Secondly, a formula stating that both $C_1$ and $C_2$ encode valid configurations is defined. The formula is called $\mathsf {CONFIG}_T$ and it is a conjunction of the two formulas below. The first of these formulas states that in each cell from 1 to M(|I|) exactly one symbol from $\Gamma $ is put. The second of these formulas states that that the machine is in exactly one state and the head is positioned at exactly one cell from 1 to M(|I|). At any given world of a ${\textsc {Team}}{\textsc {Log}}$ model it holds that if $\mathsf {CONFIG}_T$ is satisfied there, then $C_1(v)$ and $C_2(v)$ represent valid configurations of T.

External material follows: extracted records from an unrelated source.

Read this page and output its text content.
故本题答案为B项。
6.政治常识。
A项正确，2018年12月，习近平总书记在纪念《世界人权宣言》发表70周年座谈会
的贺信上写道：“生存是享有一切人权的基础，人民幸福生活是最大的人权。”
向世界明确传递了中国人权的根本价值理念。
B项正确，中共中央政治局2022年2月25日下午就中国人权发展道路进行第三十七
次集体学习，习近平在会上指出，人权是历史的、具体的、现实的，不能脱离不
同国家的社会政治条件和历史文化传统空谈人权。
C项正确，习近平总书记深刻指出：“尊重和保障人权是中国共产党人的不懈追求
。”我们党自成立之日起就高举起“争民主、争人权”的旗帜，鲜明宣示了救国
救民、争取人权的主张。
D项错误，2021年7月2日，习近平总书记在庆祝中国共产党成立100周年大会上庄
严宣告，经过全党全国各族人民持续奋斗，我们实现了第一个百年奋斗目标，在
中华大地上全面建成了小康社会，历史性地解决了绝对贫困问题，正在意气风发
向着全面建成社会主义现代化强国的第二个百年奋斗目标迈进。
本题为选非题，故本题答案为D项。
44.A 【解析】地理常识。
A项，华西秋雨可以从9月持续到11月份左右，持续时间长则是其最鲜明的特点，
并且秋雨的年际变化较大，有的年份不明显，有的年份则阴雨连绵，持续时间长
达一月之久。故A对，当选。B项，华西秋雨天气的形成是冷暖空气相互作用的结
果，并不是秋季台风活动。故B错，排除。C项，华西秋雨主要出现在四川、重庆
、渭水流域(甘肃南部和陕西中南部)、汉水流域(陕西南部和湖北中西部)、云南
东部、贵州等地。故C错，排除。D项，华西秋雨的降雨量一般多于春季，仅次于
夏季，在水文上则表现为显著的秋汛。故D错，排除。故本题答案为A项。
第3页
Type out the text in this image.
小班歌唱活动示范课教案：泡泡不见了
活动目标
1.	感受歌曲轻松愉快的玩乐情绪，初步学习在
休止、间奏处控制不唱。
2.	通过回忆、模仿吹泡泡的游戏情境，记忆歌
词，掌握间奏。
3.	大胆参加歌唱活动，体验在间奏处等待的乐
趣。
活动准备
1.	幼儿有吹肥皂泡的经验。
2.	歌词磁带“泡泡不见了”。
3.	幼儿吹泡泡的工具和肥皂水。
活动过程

$$\begin{aligned}&\bigwedge _{k \in \{1,2\}}\bigwedge _{i = 1}^{M(|I|)} \bigvee _{x \in \Gamma } \left( [\mathrm {I}]_{k}a^x_i \wedge \bigwedge _{y \in \Gamma \setminus \{x\}} \lnot [\mathrm {I}]_{k}a^y_i \right) \end{aligned}$$

(9)

$$\begin{aligned}&\bigwedge _{k \in \{1,2\}}\left( \bigvee _{i = 1}^{M(|I|)} \bigvee _{q \in Q} [\mathrm {I}]_{k}s^q_i \wedge \bigwedge _{i=1}^{M(|I|)}\bigwedge _{q \in Q} \left( [\mathrm {I}]_{k}s^q_i \rightarrow \bigwedge _{r \in Q \setminus \{q\}} \lnot [\mathrm {I}]_{k}s^r_i \right) \right) \end{aligned}$$

(10)

Thirdly, transitions of the machine are described by a formula $\mathsf {TRANS}_T$, which is a conjunction of the two formulas below. At any given world v of a ${\textsc {Team}}{\textsc {Log}}$ model it holds that if $\mathsf {TRANS}_T$ is satisfied there, then either $C_1(v)$ and $C_2(v)$ encode the same configuration of T or $C_2(v)$ encodes the configuration succeeding the configuration encoded by $C_1(v)$ in the run of the machine T on the input I.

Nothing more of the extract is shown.